Paint Stripper Information
Paint stripper is a broad term that refers different types of chemicals generally used to remove the finish from a surface. Strippers are composed of solvents and chemicals that are sometimes used alone or in various combinations and strengths. Common paint stripping solvents include Methylene Chloride, Acetone, Toluene, and Methanol, N-Methyl Pyrrolidone, and di-basic esters. Sodium Hydroxide (lye) and Ammonia Hydroxide (ammonia) are popular finish stripping alkali solutions.

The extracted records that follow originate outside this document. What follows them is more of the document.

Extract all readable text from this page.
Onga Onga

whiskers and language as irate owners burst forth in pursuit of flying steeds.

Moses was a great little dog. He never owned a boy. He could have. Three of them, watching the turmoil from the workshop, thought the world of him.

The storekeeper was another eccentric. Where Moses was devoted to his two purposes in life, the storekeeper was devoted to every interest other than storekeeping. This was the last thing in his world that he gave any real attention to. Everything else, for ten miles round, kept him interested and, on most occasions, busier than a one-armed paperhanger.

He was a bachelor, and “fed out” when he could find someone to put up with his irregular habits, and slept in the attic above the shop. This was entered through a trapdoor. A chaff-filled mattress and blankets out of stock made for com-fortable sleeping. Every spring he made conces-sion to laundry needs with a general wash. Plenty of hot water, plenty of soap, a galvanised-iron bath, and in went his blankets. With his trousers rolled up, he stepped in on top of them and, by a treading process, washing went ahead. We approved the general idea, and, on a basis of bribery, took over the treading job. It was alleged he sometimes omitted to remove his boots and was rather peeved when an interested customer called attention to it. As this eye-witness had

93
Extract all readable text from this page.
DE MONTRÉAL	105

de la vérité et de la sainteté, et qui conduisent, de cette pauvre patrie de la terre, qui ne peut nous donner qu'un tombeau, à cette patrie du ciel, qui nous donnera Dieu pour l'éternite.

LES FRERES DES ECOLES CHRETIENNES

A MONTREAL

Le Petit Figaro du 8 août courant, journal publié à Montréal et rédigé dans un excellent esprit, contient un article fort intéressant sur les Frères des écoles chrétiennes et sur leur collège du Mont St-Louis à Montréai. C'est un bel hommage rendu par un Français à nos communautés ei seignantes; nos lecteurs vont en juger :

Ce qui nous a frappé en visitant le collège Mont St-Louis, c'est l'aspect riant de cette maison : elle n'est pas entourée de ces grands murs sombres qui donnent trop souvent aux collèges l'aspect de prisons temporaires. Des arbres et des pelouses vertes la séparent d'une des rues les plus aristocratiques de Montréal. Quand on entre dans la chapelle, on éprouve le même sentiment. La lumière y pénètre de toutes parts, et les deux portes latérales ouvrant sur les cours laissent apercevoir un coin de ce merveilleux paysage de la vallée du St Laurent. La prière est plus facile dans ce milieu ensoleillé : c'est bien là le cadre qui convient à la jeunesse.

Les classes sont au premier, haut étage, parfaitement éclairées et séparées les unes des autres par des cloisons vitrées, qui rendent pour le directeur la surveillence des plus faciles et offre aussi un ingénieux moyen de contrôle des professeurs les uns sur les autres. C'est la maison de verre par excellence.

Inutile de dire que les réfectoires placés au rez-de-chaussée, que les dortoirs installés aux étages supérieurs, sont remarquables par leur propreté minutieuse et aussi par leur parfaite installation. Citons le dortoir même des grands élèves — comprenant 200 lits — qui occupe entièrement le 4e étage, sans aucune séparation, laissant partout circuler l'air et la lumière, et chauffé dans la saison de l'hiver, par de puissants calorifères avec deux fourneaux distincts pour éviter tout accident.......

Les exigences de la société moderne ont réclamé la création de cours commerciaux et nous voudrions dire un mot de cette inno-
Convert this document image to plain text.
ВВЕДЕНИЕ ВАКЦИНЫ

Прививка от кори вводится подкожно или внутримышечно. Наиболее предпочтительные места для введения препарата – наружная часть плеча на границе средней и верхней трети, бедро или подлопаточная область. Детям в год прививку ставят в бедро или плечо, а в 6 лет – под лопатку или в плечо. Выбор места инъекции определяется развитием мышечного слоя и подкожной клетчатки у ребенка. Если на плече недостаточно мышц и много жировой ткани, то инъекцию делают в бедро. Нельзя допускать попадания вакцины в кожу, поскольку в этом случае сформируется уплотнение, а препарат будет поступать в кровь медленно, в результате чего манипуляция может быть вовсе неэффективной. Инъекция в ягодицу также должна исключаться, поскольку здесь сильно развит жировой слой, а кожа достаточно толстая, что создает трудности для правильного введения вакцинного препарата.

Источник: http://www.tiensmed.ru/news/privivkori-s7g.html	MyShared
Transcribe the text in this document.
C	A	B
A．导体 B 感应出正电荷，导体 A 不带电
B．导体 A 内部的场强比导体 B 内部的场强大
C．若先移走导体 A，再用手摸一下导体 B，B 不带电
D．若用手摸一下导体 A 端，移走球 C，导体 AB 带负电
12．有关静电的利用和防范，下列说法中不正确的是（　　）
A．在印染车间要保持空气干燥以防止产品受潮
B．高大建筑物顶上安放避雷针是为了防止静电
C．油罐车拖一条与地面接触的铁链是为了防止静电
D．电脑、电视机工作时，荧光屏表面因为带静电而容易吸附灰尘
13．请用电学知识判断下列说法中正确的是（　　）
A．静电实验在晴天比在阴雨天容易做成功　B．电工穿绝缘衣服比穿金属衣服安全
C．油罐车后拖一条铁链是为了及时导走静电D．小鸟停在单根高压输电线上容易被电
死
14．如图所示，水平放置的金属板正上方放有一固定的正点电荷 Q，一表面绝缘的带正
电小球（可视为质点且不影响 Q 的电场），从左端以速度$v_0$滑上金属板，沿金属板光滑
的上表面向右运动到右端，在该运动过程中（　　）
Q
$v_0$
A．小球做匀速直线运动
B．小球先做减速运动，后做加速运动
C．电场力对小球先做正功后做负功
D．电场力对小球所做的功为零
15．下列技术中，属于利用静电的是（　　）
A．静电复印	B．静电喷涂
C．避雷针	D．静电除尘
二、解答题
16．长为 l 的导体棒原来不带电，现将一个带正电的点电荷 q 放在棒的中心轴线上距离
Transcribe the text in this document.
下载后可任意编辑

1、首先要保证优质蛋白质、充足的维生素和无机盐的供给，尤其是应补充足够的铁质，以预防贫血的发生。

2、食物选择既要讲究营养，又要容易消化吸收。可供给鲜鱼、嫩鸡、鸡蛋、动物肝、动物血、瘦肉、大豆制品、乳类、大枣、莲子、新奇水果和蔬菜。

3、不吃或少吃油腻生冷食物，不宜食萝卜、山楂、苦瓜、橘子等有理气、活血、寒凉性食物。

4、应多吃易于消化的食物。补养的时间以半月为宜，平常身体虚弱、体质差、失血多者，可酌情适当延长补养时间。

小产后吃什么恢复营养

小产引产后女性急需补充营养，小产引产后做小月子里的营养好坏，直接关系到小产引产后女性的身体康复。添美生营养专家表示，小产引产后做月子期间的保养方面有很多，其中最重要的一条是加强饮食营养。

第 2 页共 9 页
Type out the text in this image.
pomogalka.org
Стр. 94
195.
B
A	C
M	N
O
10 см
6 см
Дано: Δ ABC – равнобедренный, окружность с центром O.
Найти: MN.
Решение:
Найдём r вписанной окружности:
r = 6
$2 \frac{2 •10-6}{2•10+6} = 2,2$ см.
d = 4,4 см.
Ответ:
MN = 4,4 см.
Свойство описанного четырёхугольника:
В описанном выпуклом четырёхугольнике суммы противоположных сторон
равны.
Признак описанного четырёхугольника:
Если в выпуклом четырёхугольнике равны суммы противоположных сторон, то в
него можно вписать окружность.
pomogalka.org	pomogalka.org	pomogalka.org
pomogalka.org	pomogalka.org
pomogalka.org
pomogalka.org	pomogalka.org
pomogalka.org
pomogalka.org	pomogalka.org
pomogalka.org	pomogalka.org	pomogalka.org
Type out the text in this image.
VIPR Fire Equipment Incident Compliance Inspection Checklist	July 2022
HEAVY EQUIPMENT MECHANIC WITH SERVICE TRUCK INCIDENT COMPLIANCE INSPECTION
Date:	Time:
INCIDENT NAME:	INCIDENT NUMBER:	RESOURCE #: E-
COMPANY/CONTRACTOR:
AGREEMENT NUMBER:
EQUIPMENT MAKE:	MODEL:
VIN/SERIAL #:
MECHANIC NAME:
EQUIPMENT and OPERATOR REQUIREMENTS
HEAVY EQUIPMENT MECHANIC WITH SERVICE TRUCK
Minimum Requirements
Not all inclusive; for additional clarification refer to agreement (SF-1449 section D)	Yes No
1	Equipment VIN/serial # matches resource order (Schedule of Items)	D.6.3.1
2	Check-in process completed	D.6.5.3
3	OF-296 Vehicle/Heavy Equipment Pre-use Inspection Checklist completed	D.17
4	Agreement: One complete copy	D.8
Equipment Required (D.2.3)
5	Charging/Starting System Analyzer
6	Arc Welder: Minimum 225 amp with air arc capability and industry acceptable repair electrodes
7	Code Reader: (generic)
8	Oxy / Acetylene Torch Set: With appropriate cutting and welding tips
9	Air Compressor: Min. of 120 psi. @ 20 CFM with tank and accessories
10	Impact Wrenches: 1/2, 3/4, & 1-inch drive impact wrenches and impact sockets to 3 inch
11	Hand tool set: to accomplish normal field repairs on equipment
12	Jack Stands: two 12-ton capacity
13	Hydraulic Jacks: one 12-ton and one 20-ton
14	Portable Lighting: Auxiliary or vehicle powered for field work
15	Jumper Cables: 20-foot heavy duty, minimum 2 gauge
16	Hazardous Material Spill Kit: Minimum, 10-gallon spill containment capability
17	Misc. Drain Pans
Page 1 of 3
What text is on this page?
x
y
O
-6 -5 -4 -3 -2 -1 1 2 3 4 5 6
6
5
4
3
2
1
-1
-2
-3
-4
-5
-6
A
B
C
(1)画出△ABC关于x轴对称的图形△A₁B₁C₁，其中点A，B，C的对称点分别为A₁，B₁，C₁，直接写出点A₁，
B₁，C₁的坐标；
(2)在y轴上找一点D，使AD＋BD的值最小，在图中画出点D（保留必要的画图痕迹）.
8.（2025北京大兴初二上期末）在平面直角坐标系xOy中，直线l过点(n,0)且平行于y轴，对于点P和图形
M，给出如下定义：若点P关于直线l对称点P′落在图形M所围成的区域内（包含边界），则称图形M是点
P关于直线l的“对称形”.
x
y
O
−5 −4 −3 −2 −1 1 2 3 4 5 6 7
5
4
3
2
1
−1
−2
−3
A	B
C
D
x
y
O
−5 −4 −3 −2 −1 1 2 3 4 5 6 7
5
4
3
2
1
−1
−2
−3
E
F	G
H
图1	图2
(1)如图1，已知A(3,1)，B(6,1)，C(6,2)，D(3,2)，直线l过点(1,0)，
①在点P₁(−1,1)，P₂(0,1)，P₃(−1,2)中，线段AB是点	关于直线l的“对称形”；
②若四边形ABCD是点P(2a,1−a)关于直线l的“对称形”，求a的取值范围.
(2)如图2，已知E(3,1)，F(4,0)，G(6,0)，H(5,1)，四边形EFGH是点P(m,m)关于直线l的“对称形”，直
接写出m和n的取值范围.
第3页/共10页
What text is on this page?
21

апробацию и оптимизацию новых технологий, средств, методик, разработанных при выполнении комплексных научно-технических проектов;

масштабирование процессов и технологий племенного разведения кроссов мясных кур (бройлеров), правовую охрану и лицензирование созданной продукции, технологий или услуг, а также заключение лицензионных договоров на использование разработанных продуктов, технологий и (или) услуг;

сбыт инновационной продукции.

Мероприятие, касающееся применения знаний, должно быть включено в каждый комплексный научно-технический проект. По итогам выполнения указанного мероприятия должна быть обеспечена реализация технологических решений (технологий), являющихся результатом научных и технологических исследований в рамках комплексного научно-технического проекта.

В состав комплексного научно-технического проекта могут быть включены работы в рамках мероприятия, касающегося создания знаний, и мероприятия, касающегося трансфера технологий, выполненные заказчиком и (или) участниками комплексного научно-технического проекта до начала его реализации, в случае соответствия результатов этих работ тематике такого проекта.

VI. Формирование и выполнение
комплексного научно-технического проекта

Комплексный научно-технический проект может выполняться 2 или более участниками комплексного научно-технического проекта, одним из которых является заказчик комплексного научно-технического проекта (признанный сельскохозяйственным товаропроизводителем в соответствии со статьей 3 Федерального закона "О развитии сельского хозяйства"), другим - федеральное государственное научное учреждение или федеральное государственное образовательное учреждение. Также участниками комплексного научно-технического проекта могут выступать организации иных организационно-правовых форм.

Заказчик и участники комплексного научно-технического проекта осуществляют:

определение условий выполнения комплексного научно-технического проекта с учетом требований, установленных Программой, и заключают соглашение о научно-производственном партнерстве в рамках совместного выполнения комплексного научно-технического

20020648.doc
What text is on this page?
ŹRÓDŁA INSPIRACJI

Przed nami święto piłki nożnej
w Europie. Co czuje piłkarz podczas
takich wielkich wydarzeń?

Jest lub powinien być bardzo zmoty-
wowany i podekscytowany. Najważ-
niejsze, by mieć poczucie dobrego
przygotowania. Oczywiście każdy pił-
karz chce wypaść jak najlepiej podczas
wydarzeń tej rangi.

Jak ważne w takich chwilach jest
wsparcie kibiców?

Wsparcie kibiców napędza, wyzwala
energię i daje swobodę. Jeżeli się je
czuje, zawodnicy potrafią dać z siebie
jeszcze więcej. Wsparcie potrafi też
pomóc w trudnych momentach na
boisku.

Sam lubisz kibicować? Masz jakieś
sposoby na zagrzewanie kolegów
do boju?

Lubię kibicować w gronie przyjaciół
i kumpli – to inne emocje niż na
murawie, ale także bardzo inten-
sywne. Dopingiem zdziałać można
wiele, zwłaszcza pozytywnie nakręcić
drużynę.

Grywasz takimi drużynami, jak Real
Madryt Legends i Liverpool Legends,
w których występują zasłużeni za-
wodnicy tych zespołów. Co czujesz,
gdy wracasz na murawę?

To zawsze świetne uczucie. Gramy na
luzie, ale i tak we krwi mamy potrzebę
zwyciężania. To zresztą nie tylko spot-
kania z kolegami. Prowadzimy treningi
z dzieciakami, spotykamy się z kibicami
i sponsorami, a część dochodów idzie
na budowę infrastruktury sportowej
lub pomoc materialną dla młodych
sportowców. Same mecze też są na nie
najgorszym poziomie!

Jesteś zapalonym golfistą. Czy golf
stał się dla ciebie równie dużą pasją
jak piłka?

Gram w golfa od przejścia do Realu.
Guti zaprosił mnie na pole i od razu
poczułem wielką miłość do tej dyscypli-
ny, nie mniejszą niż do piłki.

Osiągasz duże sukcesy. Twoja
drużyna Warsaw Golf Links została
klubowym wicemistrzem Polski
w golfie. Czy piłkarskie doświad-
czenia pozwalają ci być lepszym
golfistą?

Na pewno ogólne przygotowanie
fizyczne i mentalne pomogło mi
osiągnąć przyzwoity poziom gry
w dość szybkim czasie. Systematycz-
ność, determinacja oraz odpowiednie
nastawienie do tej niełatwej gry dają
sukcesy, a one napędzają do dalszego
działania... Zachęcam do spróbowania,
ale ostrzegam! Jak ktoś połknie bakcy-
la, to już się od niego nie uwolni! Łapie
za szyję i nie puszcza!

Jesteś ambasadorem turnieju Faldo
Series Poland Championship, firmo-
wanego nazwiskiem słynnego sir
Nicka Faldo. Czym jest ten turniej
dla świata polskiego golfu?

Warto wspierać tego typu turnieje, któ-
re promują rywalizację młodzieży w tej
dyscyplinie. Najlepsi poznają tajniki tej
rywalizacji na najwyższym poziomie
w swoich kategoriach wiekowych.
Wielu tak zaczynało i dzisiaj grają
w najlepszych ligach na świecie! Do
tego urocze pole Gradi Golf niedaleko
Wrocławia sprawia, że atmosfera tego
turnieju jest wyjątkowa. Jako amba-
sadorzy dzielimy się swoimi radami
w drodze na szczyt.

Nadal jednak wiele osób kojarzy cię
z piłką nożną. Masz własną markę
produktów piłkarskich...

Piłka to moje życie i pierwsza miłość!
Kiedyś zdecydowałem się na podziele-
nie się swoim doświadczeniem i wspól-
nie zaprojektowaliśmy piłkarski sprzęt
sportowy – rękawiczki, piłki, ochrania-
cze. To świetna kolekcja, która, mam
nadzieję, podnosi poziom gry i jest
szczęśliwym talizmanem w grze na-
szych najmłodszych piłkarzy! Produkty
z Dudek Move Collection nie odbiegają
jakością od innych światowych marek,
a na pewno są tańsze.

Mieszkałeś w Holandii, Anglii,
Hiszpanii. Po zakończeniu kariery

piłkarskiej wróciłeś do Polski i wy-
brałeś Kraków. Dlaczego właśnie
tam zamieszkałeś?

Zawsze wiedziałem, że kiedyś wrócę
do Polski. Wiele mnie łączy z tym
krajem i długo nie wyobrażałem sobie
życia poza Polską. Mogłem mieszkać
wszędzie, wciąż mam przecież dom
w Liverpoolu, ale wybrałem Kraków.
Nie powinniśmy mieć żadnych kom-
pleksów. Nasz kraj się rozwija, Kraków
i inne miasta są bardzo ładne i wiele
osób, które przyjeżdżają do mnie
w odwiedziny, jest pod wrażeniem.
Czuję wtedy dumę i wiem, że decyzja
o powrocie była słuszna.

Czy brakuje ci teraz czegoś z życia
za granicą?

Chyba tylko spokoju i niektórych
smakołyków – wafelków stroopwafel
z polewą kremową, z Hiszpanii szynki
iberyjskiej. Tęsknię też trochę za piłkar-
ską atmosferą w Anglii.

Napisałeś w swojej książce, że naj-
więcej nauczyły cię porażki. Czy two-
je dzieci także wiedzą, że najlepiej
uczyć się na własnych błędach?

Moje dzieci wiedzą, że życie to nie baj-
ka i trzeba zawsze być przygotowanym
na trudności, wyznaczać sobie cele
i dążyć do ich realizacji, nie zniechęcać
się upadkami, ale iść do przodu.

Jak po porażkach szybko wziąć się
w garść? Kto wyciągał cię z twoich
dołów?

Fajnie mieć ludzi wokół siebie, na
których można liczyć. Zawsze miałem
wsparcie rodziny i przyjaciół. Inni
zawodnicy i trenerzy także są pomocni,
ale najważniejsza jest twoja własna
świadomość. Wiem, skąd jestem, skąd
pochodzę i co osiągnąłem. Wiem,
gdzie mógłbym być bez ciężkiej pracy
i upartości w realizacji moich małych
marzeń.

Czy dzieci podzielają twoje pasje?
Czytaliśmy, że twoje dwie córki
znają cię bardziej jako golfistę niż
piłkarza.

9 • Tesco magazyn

Paint strippers contain different chemicals, and the potential hazards are different for various products. Each product has specific safety precautions (refer to the MSDS and instructions/ingredients disclosed with each type of paint stripper). However, there are some general safety steps to keep in mind when using any paint stripper. If you use paint strippers frequently, it is particularly important that you follow these steps:
1. Always read and follow all the instructions and safety precautions on the label. Do not assume you already know how to use the product. The hazards may be different from one product to another, and the ingredients in individual products often change over time. The label tells you what actions you should take to reduce hazards and the first aid measures to use.
2. Wear chemical-resistant gloves appropriate to the type of stripper being used (see manufacturer's instructions). Common kitchen latex gloves do not provide enough protection.
3. Avoid getting the paint stripper on your skin or in your eyes. Wear protective clothing and goggles appropriate for the project and type of stripper.
4. Use paint strippers outdoors if possible. If you must use them indoors, cross-ventilate by opening all doors and windows. Make sure there is fresh air movement throughout the room. Ventilate the area before, during, and after applying and stripping. Never use any paint stripper in a poorly ventilated area. If work must be done indoors under low ventilation conditions, consider having the work done professionally instead of attempting it yourself.
5. If you must work indoors, always work so the stripper fumes are blowing away from you and to the outside. A fan can be used to improve cross-ventilation and to ensure fresh air movement. A fan is particularly important for nonflammable products that evaporate quickly, such as methylene chloride. Electrical sparks from fans may increase the chance of flammable paint strippers fumes to catch fire.
6. Do not use flammable paint strippers near any source of sparks, flame, or high heat. Do not work near gas stoves, kerosene heaters, gas or electric water heaters, gas or electric clothes dryers, gas or electric furnaces, gas or electric space heaters, sanders, buffers, or other electric hand tools. Open flames, cigarettes, matches, lighters, pilot lights, or electric sparks can cause the chemicals in the paint strippers to suddenly catch fire.
7. Only strip paint with chemicals that are marketed as paint strippers. Never use gasoline, lighter fluid, or kerosene to strip paint.
8. Dispose of paint strippers according to the instructions on the label. If you have any questions, ask your local environmental sanitation department about proper disposal.